La généralisation de l’utilisation du gaz butane par les ménages réduit non seulement l’utilisation du bois de feu, mais a permis également la préservation de la forêt, indique le ministère délégué chargé de l’énergie.
Les faits
Selon des données du ministère délégué de l’Energie, la progression de l’utilisation du gaz butane comme énergie de cuisson a permis de préserver 72 848 hectares de forêts entre 2018 et 2022.
Pour la seule année 2022, 18 477 hectares de zones boisées ont été épargnés grâce à la hausse de la consommation de gaz de pétrole liquéfié (GPL). D’une façon générale, l’utilisation du GPL a augmenté de plus de 1350 % en vingt ans.

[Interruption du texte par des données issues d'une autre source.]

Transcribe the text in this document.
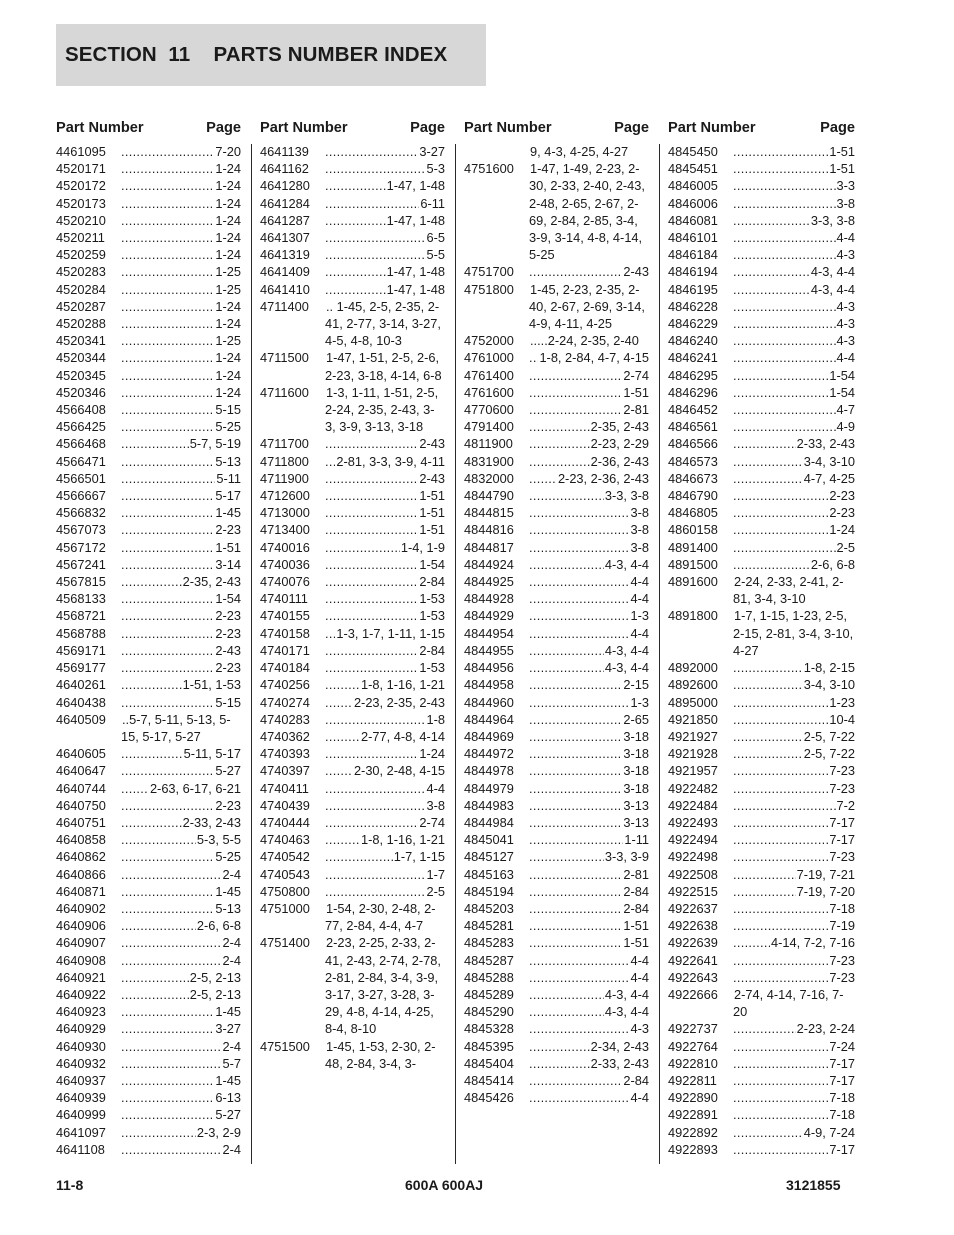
SECTION  11    PARTS NUMBER INDEX
Part Number	Page
4461095 .....	7-20
4520171 .....	1-24
4520172 .....	1-24
4520173 .....	1-24
4520210 .....	1-24
4520211 .....	1-24
4520259 .....	1-24
4520283 .....	1-25
4520284 .....	1-25
4520287 .....	1-24
4520288 .....	1-24
4520341 .....	1-25
4520344 .....	1-24
4520345 .....	1-24
4520346 .....	1-24
4566408 .....	5-15
4566425 .....	5-25
4566468 .....	5-7, 5-19
4566471 .....	5-13
4566501 .....	5-11
4566667 .....	5-17
4566832 .....	1-45
4567073 .....	2-23
4567172 .....	1-51
4567241 .....	3-14
4567815 .....	2-35, 2-43
4568133 .....	1-54
4568721 .....	2-23
4568788 .....	2-23
4569171 .....	2-43
4569177 .....	2-23
4640261 .....	1-51, 1-53
4640438 .....	5-15
4640509	..5-7, 5-11, 5-13, 5-15, 5-17, 5-27
4640605 .....	5-11, 5-17
4640647 .....	5-27
4640744 .....	2-63, 6-17, 6-21
4640750 .....	2-23
4640751 .....	2-33, 2-43
4640858 .....	5-3, 5-5
4640862 .....	5-25
4640866 .....	2-4
4640871 .....	1-45
4640902 .....	5-13
4640906 .....	2-6, 6-8
4640907 .....	2-4
4640908 .....	2-4
4640921 .....	2-5, 2-13
4640922 .....	2-5, 2-13
4640923 .....	1-45
4640929 .....	3-27
4640930 .....	2-4
4640932 .....	5-7
4640937 .....	1-45
4640939 .....	6-13
4640999 .....	5-27
4641097 .....	2-3, 2-9
4641108 .....	2-4
Part Number	Page
4641139 .....	3-27
4641162 .....	5-3
4641280 .....	1-47, 1-48
4641284 .....	6-11
4641287 .....	1-47, 1-48
4641307 .....	6-5
4641319 .....	5-5
4641409 .....	1-47, 1-48
4641410 .....	1-47, 1-48
4711400	.. 1-45, 2-5, 2-35, 2-41, 2-77, 3-14, 3-27, 4-5, 4-8, 10-3
4711500	1-47, 1-51, 2-5, 2-6, 2-23, 3-18, 4-14, 6-8
4711600	1-3, 1-11, 1-51, 2-5, 2-24, 2-35, 2-43, 3-3, 3-9, 3-13, 3-18
4711700 .....	2-43
4711800 .....	2-81, 3-3, 3-9, 4-11
4711900 .....	2-43
4712600 .....	1-51
4713000 .....	1-51
4713400 .....	1-51
4740016 .....	1-4, 1-9
4740036 .....	1-54
4740076 .....	2-84
4740111 .....	1-53
4740155 .....	1-53
4740158 .....	1-3, 1-7, 1-11, 1-15
4740171 .....	2-84
4740184 .....	1-53
4740256 .....	1-8, 1-16, 1-21
4740274 .....	2-23, 2-35, 2-43
4740283 .....	1-8
4740362 .....	2-77, 4-8, 4-14
4740393 .....	1-24
4740397 .....	2-30, 2-48, 4-15
4740411 .....	4-4
4740439 .....	3-8
4740444 .....	2-74
4740463 .....	1-8, 1-16, 1-21
4740542 .....	1-7, 1-15
4740543 .....	1-7
4750800 .....	2-5
4751000	1-54, 2-30, 2-48, 2-77, 2-84, 4-4, 4-7
4751400	2-23, 2-25, 2-33, 2-41, 2-43, 2-74, 2-78, 2-81, 2-84, 3-4, 3-9, 3-17, 3-27, 3-28, 3-29, 4-8, 4-14, 4-25, 8-4, 8-10
4751500	1-45, 1-53, 2-30, 2-48, 2-84, 3-4, 3-
Part Number	Page
9, 4-3, 4-25, 4-27
4751600	1-47, 1-49, 2-23, 2-30, 2-33, 2-40, 2-43, 2-48, 2-65, 2-67, 2-69, 2-84, 2-85, 3-4, 3-9, 3-14, 4-8, 4-14, 5-25
4751700 .....	2-43
4751800	1-45, 2-23, 2-35, 2-40, 2-67, 2-69, 3-14, 4-9, 4-11, 4-25
4752000	.....2-24, 2-35, 2-40
4761000 .....	1-8, 2-84, 4-7, 4-15
4761400 .....	2-74
4761600 .....	1-51
4770600 .....	2-81
4791400 .....	2-35, 2-43
4811900 .....	2-23, 2-29
4831900 .....	2-36, 2-43
4832000 .....	2-23, 2-36, 2-43
4844790 .....	3-3, 3-8
4844815 .....	3-8
4844816 .....	3-8
4844817 .....	3-8
4844924 .....	4-3, 4-4
4844925 .....	4-4
4844928 .....	4-4
4844929 .....	1-3
4844954 .....	4-4
4844955 .....	4-3, 4-4
4844956 .....	4-3, 4-4
4844958 .....	2-15
4844960 .....	1-3
4844964 .....	2-65
4844969 .....	3-18
4844972 .....	3-18
4844978 .....	3-18
4844979 .....	3-18
4844983 .....	3-13
4844984 .....	3-13
4845041 .....	1-11
4845127 .....	3-3, 3-9
4845163 .....	2-81
4845194 .....	2-84
4845203 .....	2-84
4845281 .....	1-51
4845283 .....	1-51
4845287 .....	4-4
4845288 .....	4-4
4845289 .....	4-3, 4-4
4845290 .....	4-3, 4-4
4845328 .....	4-3
4845395 .....	2-34, 2-43
4845404 .....	2-33, 2-43
4845414 .....	2-84
4845426 .....	4-4
Part Number	Page
4845450 .....	1-51
4845451 .....	1-51
4846005 .....	3-3
4846006 .....	3-8
4846081 .....	3-3, 3-8
4846101 .....	4-4
4846184 .....	4-3
4846194 .....	4-3, 4-4
4846195 .....	4-3, 4-4
4846228 .....	4-3
4846229 .....	4-3
4846240 .....	4-3
4846241 .....	4-4
4846295 .....	1-54
4846296 .....	1-54
4846452 .....	4-7
4846561 .....	4-9
4846566 .....	2-33, 2-43
4846573 .....	3-4, 3-10
4846673 .....	4-7, 4-25
4846790 .....	2-23
4846805 .....	2-23
4860158 .....	1-24
4891400 .....	2-5
4891500 .....	2-6, 6-8
4891600	2-24, 2-33, 2-41, 2-81, 3-4, 3-10
4891800	1-7, 1-15, 1-23, 2-5, 2-15, 2-81, 3-4, 3-10, 4-27
4892000 .....	1-8, 2-15
4892600 .....	3-4, 3-10
4895000 .....	1-23
4921850 .....	10-4
4921927 .....	2-5, 7-22
4921928 .....	2-5, 7-22
4921957 .....	7-23
4922482 .....	7-23
4922484 .....	7-2
4922493 .....	7-17
4922494 .....	7-17
4922498 .....	7-23
4922508 .....	7-19, 7-21
4922515 .....	7-19, 7-20
4922637 .....	7-18
4922638 .....	7-19
4922639 .....	4-14, 7-2, 7-16
4922641 .....	7-23
4922643 .....	7-23
4922666	2-74, 4-14, 7-16, 7-20
4922737 .....	2-23, 2-24
4922764 .....	7-24
4922810 .....	7-17
4922811 .....	7-17
4922890 .....	7-18
4922891 .....	7-18
4922892 .....	4-9, 7-24
4922893 .....	7-17
11-8	600A 600AJ	3121855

D’après ces chiffres, les ménages au Togo entament une transition progressive vers des combustibles moins dépendants du bois-énergie, dans un contexte où la biomasse (bois de chauffe et charbon de bois) représente encore 69 % de la consommation finale d’énergie du pays, principalement pour la cuisson domestique.
Une réalité beaucoup plus complexe
Les chiffres du ministère de l’Energie présente la situation comme une bouteille à moitié pleine et préfère occulter une politique environnementale des plus catastrophiques en Afrique de l’Ouest.
Le prix du GPL au Togo parmi les plus chers en Afrique de l’Ouest n’est pas de nature à inciter à la consommation.
Au Togo, le prix du gaz butane est fixé à 4 740 FCFA pour la recharge de 6 kg et à 9 875 FCFA pour celle de 12,5 kg, se positionnant parmi les tarifs les plus élevés de la sous-région comparée au Bénin, au Burkina Faso, à la Côte d’Ivoire et au Mali.
Des pays comme le Burkina Faso et la Côte d’Ivoire pratiquent des prix administrés nettement plus bas pour le format de 6 kg, allégeant davantage le coût de la cuisson pour les ménages.
Si la consommation du biomasse tend à diminuer, c’est plus en partie de la rareté de ces produits que de la volonté des consommateurs d’aller vers le GPL.